Richard Linklater’s 2017 film picks up the story years later when the young man, now middle-aged, requests the two older officers to accompany him to retrieve his son’s body, a soldier killed in Iraq. Last Flag Flying, in particular, was quickly forgotten about when it should have been acclaimed as one of the year’s best films.
4 The Adventures of Priscilla, Queen of the Desert (1994)
This is a wacky and heartwarming film about a transgender woman and her two drag queen friends as they travel around in a van they’ve nicknamed “Priscilla.” The film is funny and well-directed by screenwriter Stephan Elliott, but the film’s major achievement comes in the form of the three lead performances.
Terence Stamp, known for his villainous roles, is particularly amazing as the aforementioned woman. The film is in many ways ahead of its time and is just the kind of film we need right now.
3 Withnail and I (1987)
If Downton Abbey can rule the American imagination on both the small and big screens, then Bruce Robinson’s almost unbearably British cult classic Withnail and I has just as good a chance of a delayed crossover. The film’s singular blend of literary tragedy with some of the wittiest one-line based dialogue ever committed to type makes it one of the very best films from the 1980s.
Unfortunately, the film has never had the same level of success in America as it has in Europe, though if it were to be placed on a streaming service, the probability of finding late-night fame is high.
2 Into The Wild (2007)
Being remembered as a great film and being considered a “modern classic” are two very different legacies. Sean Penn’s film Into the Wild is remembered as a great film. Adapting John Krakauer’s brilliant real-life account of Christopher McCandless, a man who left his comfortable life to hike across the country in search of meaning and purpose.

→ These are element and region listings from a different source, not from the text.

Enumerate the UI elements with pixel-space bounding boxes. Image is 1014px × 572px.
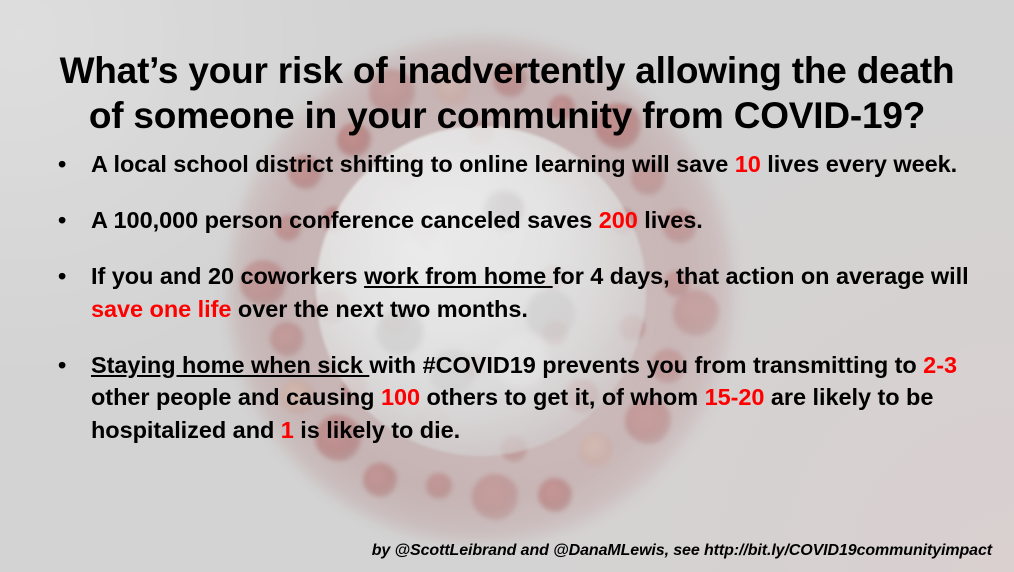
text-run: others to get it, of whom <box>420 384 705 410</box>
bullet-marker-icon: • <box>58 204 66 237</box>
highlight-number: 100 <box>381 384 420 410</box>
text-run: lives every week. <box>761 151 957 177</box>
bullet-list: •A local school district shifting to onl… <box>46 148 992 447</box>
slide-content: What’s your risk of inadvertently allowi… <box>0 0 1014 572</box>
highlight-number: save one life <box>91 296 231 322</box>
bullet-marker-icon: • <box>58 148 66 181</box>
attribution-footer: by @ScottLeibrand and @DanaMLewis, see h… <box>372 542 992 560</box>
highlight-number: 15-20 <box>705 384 765 410</box>
text-run: A local school district shifting to onli… <box>91 151 735 177</box>
title-line-2: of someone in your community from COVID-… <box>14 94 1000 139</box>
text-run: If you and 20 coworkers <box>91 263 364 289</box>
bullet-item: •Staying home when sick with #COVID19 pr… <box>46 349 992 448</box>
underlined-phrase: Staying home when sick <box>91 352 369 378</box>
text-run: lives. <box>638 207 703 233</box>
text-run: is likely to die. <box>294 417 460 443</box>
slide-canvas: What’s your risk of inadvertently allowi… <box>0 0 1014 572</box>
bullet-text: Staying home when sick with #COVID19 pre… <box>91 349 992 448</box>
underlined-phrase: work from home <box>364 263 553 289</box>
bullet-text: A 100,000 person conference canceled sav… <box>91 204 992 237</box>
bullet-item: •A 100,000 person conference canceled sa… <box>46 204 992 237</box>
text-run: other people and causing <box>91 384 381 410</box>
bullet-marker-icon: • <box>58 260 66 293</box>
highlight-number: 2-3 <box>923 352 957 378</box>
bullet-text: If you and 20 coworkers work from home f… <box>91 260 992 326</box>
text-run: A 100,000 person conference canceled sav… <box>91 207 599 233</box>
page-title: What’s your risk of inadvertently allowi… <box>0 49 1014 139</box>
text-run: over the next two months. <box>231 296 527 322</box>
text-run: for 4 days, that action on average will <box>553 263 969 289</box>
bullet-marker-icon: • <box>58 349 66 382</box>
bullet-item: •A local school district shifting to onl… <box>46 148 992 181</box>
highlight-number: 10 <box>735 151 761 177</box>
highlight-number: 200 <box>599 207 638 233</box>
text-run: with #COVID19 prevents you from transmit… <box>369 352 923 378</box>
highlight-number: 1 <box>281 417 294 443</box>
bullet-item: •If you and 20 coworkers work from home … <box>46 260 992 326</box>
title-line-1: What’s your risk of inadvertently allowi… <box>14 49 1000 94</box>
bullet-text: A local school district shifting to onli… <box>91 148 992 181</box>
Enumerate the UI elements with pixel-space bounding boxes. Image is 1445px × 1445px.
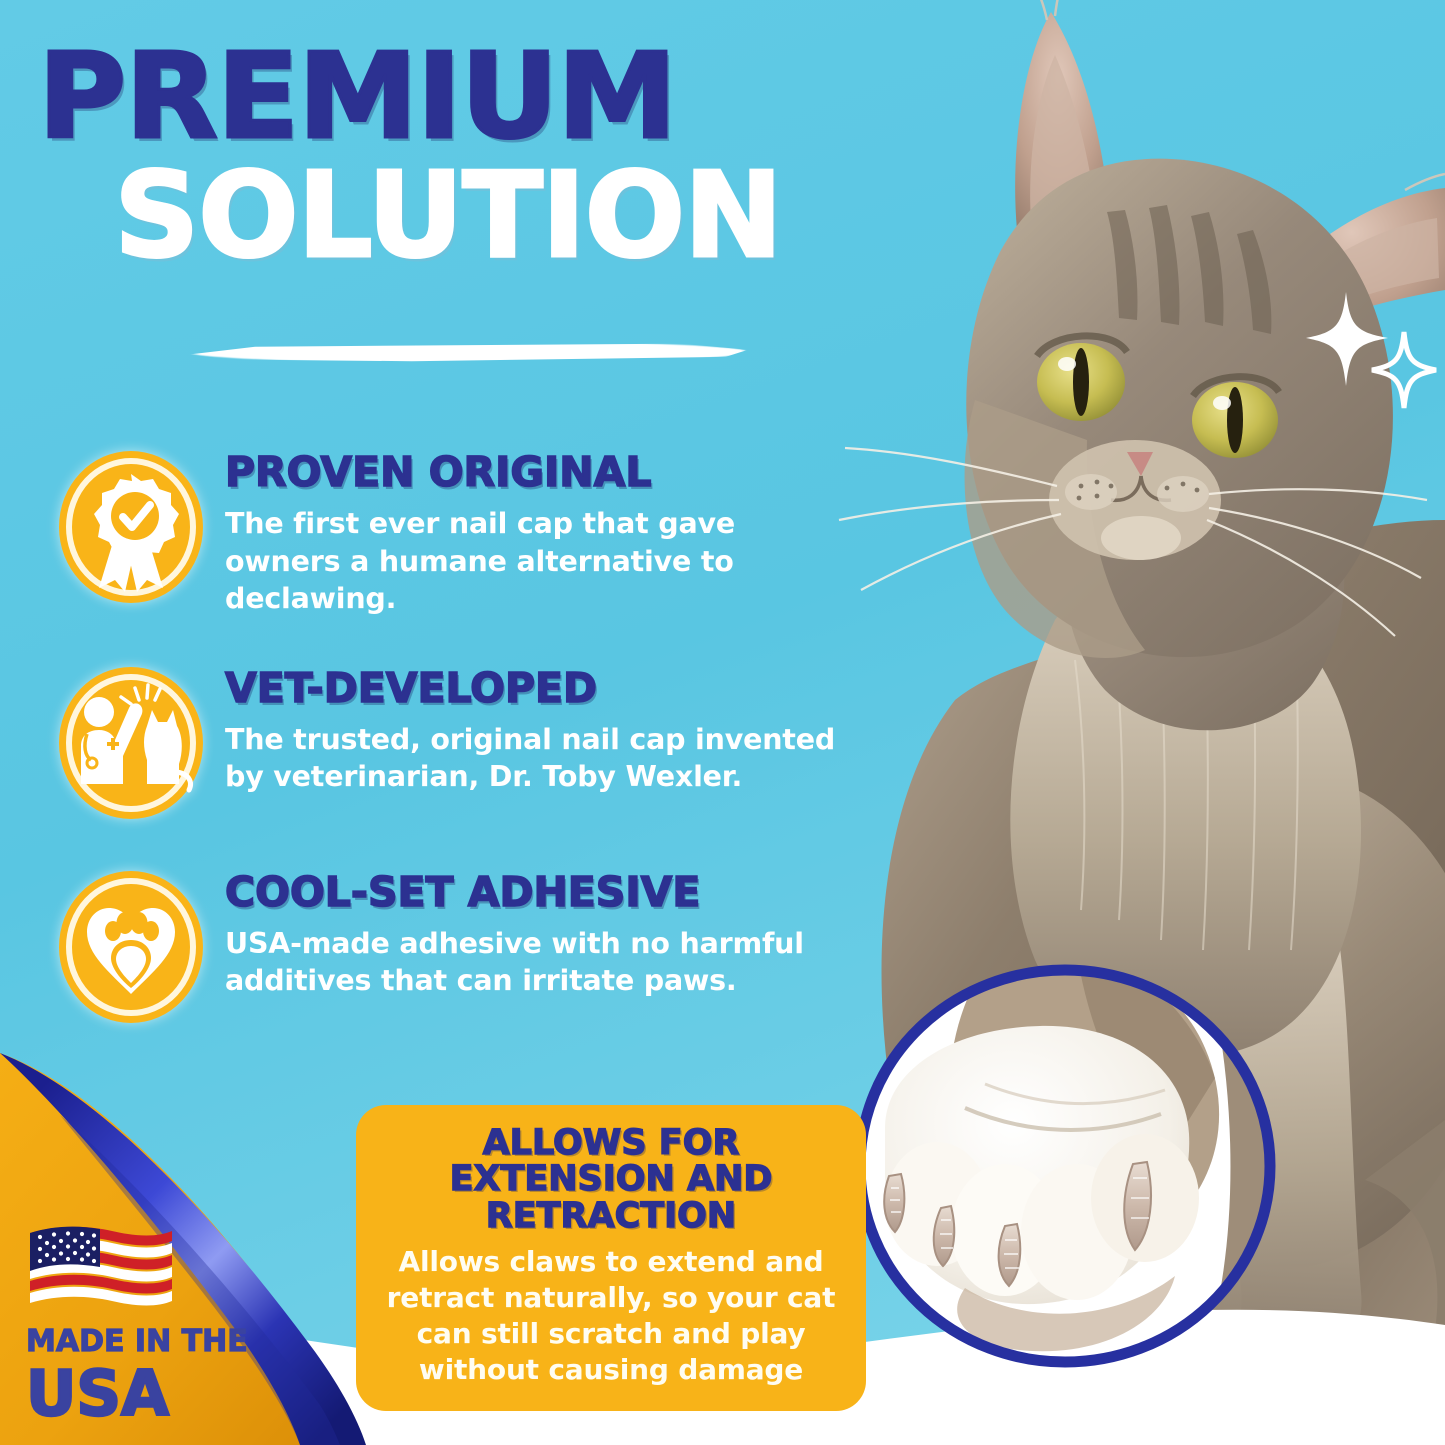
feature-body: The first ever nail cap that gave owners… [225,505,845,618]
made-in-usa-badge: MADE IN THE USA [26,1225,266,1425]
feature-title: VET-DEVELOPED [225,668,845,709]
feature-text-block: VET-DEVELOPED The trusted, original nail… [225,664,845,796]
heart-paw-icon [55,868,207,1026]
feature-item-vet-developed: VET-DEVELOPED The trusted, original nail… [55,664,845,822]
vet-highfive-cat-icon [55,664,207,822]
sparkle-group [1300,288,1440,413]
made-in-the-label: MADE IN THE [26,1327,266,1357]
feature-title: COOL-SET ADHESIVE [225,872,845,913]
feature-body: USA-made adhesive with no harmful additi… [225,925,845,1000]
feature-item-proven-original: PROVEN ORIGINAL The first ever nail cap … [55,448,845,618]
feature-title: PROVEN ORIGINAL [225,452,845,493]
headline-block: PREMIUM SOLUTION [38,42,858,271]
headline-premium: PREMIUM [38,42,874,151]
feature-text-block: PROVEN ORIGINAL The first ever nail cap … [225,448,845,618]
headline-solution: SOLUTION [38,159,858,271]
feature-item-cool-set-adhesive: COOL-SET ADHESIVE USA-made adhesive with… [55,868,845,1026]
feature-text-block: COOL-SET ADHESIVE USA-made adhesive with… [225,868,845,1000]
usa-flag-icon [26,1225,176,1309]
product-infographic: PREMIUM SOLUTION PROVEN OR [0,0,1445,1445]
cat-paw-with-nail-caps-photo [845,958,1285,1378]
award-ribbon-icon [55,448,207,606]
feature-body: The trusted, original nail cap invented … [225,721,845,796]
feature-list: PROVEN ORIGINAL The first ever nail cap … [55,448,845,1072]
usa-label: USA [26,1363,266,1425]
sparkle-star-outline-icon [1372,332,1436,408]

Unfortunately, the story is ultimately a tragic one. Penn’s film manages to capture the essence of profound traveling, the naturalistic feel and look of the film is just right for the material. It’s beautiful and heartbreaking. It’s a modern classic.
1 American Honey (2016)
Andrea Arnold is one of the most ambitious indie filmmakers producing work right now. Her first masterpiece, and one of the best films of the decade, is 2016’s American Honey. At nearly three-hours long, the film is something of a quiet epic that sprawls across the country telling the story of a group of young men and women in the door-to-door sales business.
The film’s central narrative is the relationship between a recruiter, played in a career performance by Shia LaBeouf, and the “new girl” played by Sasha Lane in her first role. American Honey is one of the best road trip films of all time and deserves to be known as such.